ZDNet’s David Berlind has started to compile a Del.icio.us list of examples of ‘DRM train wrecks’, i.e. situations where the use of DRM has a distasteful corollary for consumers unaware of what they’re getting themselves into.
“Most people don’t realize how much they’re giving up when they consciously or sub-consciously use solutions that depend on [DRM]. I get a lot of email that accuses me of being a Chicken Little that overblows the situation by saying the sky is falling. Well, the sky is falling and if those folks want to live in denial, that’s their problem.”
Some of the examples are more straightforward cases of sloppily designed DRM implementations leading to security problems, such as the Sony Rootkit case; examples of ‘DRM switcheroo’ (what I’ve previously called feature deletion or external control on this blog) also abound.
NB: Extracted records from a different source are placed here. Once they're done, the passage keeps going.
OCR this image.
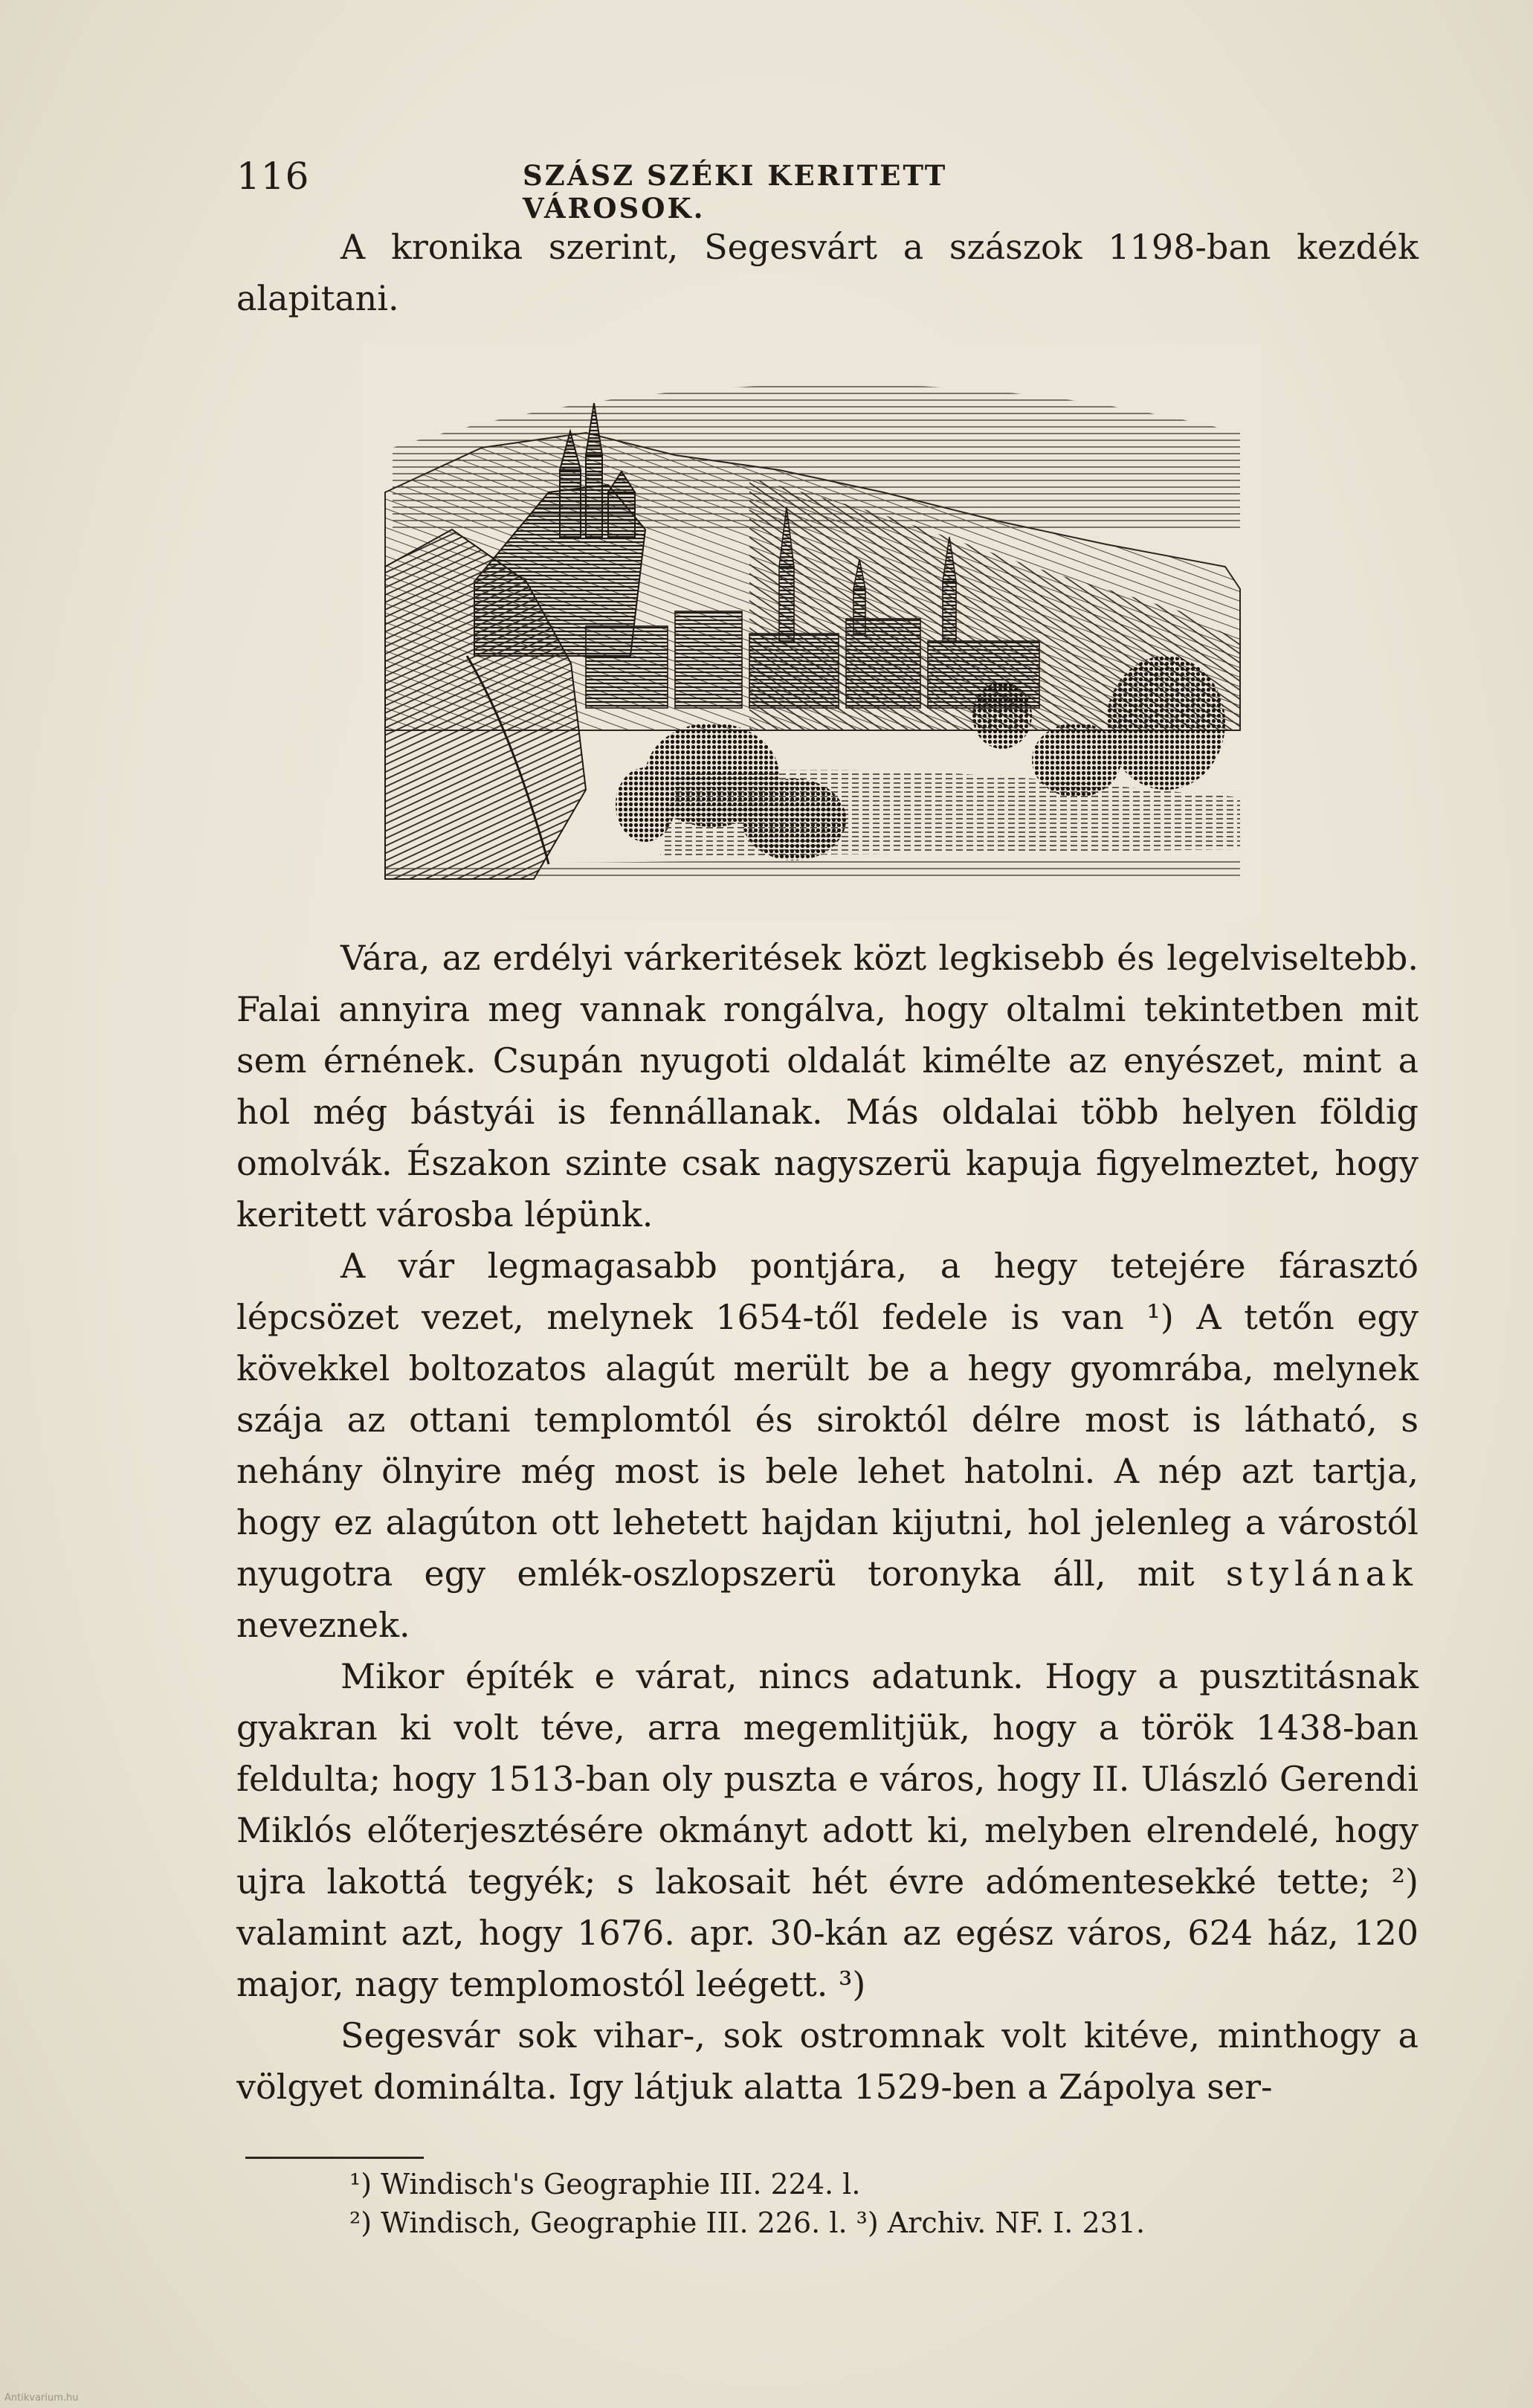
116	SZÁSZ SZÉKI KERITETT VÁROSOK.

A kronika szerint, Segesvárt a szászok 1198-ban kezdék

alapitani.

Vára, az erdélyi várkeritések közt legkisebb és legelviseltebb. Falai annyira meg vannak rongálva, hogy oltalmi tekintetben mit sem érnének. Csupán nyugoti oldalát kimélte az enyészet, mint a hol még bástyái is fennállanak. Más oldalai több helyen földig omolvák. Északon szinte csak nagyszerü kapuja figyelmeztet, hogy keritett városba lépünk.

A vár legmagasabb pontjára, a hegy tetejére fárasztó lépcsözet vezet, melynek 1654-től fedele is van ¹) A tetőn egy kövekkel boltozatos alagút merült be a hegy gyomrába, melynek szája az ottani templomtól és siroktól délre most is látható, s nehány ölnyire még most is bele lehet hatolni. A nép azt tartja, hogy ez alagúton ott lehetett hajdan kijutni, hol jelenleg a várostól nyugotra egy emlék-oszlopszerü toronyka áll, mit stylának neveznek.

Mikor építék e várat, nincs adatunk. Hogy a pusztitásnak gyakran ki volt téve, arra megemlitjük, hogy a török 1438-ban feldulta; hogy 1513-ban oly puszta e város, hogy II. Ulászló Gerendi Miklós előterjesztésére okmányt adott ki, melyben elrendelé, hogy ujra lakottá tegyék; s lakosait hét évre adómentesekké tette; ²) valamint azt, hogy 1676. apr. 30-kán az egész város, 624 ház, 120 major, nagy templomostól leégett. ³)

Segesvár sok vihar-, sok ostromnak volt kitéve, minthogy a völgyet dominálta. Igy látjuk alatta 1529-ben a Zápolya ser-

¹) Windisch's Geographie III. 224. l.
²) Windisch, Geographie III. 226. l. ³) Archiv. NF. I. 231.
Antikvarium.hu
Real-life anecdotes of users who have lost all their (legally acquired) music due to DRM errors or licensing changes – as I discussed in ‘Consumers’ reactions to DRM‘ – are perhaps one of the best ways of driving the message home to consumers (for example the examples discussed here).
The ‘DRM train wreck’ tag is a great initiative. I guess in time it would be good if DRM’d content acquired a stigma from consumers’ point of view, clearly seen as undesirable and worse than second-best, a format to avoid.